Low crude oil prices have resulted in lower fuel costs and operating expenses for U.S. passenger airlines, according to U.S. Energy Information Administration. In 2015, earnings of passenger airlines rose 241% to $25.6 billion, from $7.5 billion in 2014, according to the Bureau of Transportation Statistics. The rise can be attributed to the decline in kerosene-based aviation fuels, which fell $16.5 billion in 2015, from 2014.
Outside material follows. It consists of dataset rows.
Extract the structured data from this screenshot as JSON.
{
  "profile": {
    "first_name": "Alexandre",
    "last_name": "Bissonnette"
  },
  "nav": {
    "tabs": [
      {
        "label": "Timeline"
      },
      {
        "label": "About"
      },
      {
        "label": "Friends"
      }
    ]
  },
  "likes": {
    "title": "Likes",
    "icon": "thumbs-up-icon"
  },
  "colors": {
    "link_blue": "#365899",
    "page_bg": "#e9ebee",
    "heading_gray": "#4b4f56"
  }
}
Spot prices for jet fuel fell 18% to $1.25 per gallon in 2016, from $1.53 per gallon in 2015. The prices were “well below the average of $2.92 per gallon over the 2011-2014 period,” the EIA shows. In 2014, fuel expenses were nearly the same as labor costs. “Fuel costs decreased significantly in 2015 as jet fuel prices declined. Many airlines hedge their fuel expenses by locking in fuel prices as insurance against the volatile nature of fuel prices; however, these fuel hedging efforts likely declined as fuel prices trended downward.”
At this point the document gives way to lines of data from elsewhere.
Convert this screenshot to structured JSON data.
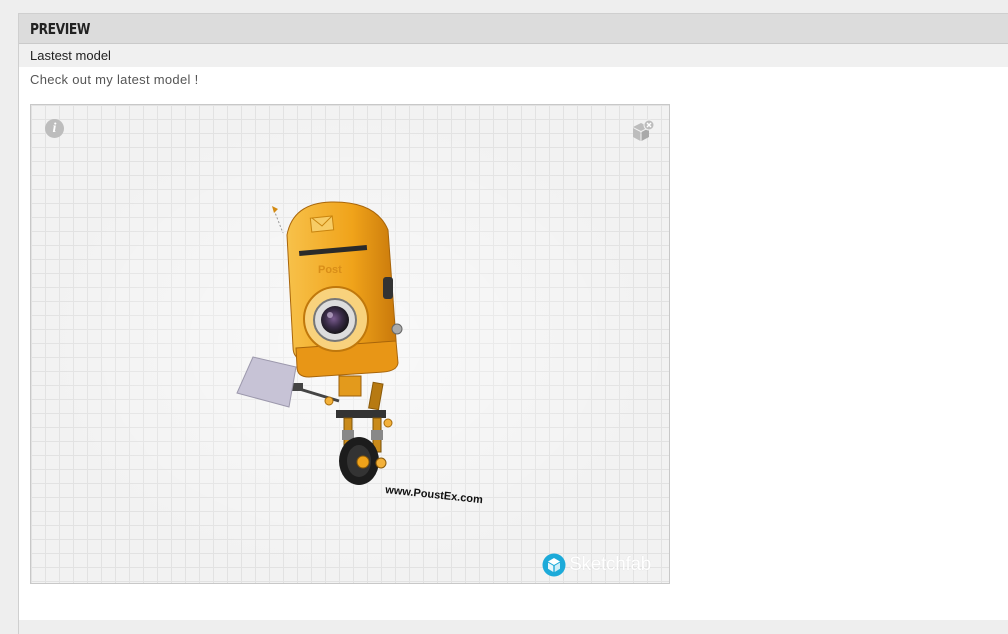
{
  "panel": {
    "title": "PREVIEW",
    "subtitle": "Lastest model",
    "description": "Check out my latest model !"
  },
  "viewer": {
    "info_icon": "info-icon",
    "box_icon": "box-icon",
    "brand_name": "Sketchfab",
    "model_caption": "www.PoustEx.com",
    "model_mailbox_text": "Post",
    "accent_color": "#f4a91c"
  }
}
The rise in earnings for airlines “have likely lessened capital constraints on efforts to modernize commercial fleets through purchases of leases of new, more fuel-efficient aircraft,” according to the EIA. When fuel prices increase, airlines are also motivated to improve the efficiency of their operations and fleets. “Operational changes such as increasing flight load factors (i.e. reducing the number of empty seats) and changing the routes and speeds flown can also increase fuel efficiency.”
Worldwide, the average fuel efficiency for new commercial aircraft rose 1.3% annually, between 1968 and 2014, according to the International Council on Clean Transportation. How fuel efficient an aircraft is depends on its range, size and seating capacity. New aircraft are “significantly more efficient than the average aircraft in the existing commercial fleet,” according to the EIA. “For this reason, policies that may encourage more turnover of the existing fleet, including policies that affect aircraft emissions and noise standards, can accelerate improvement in fleet-wide efficiency.”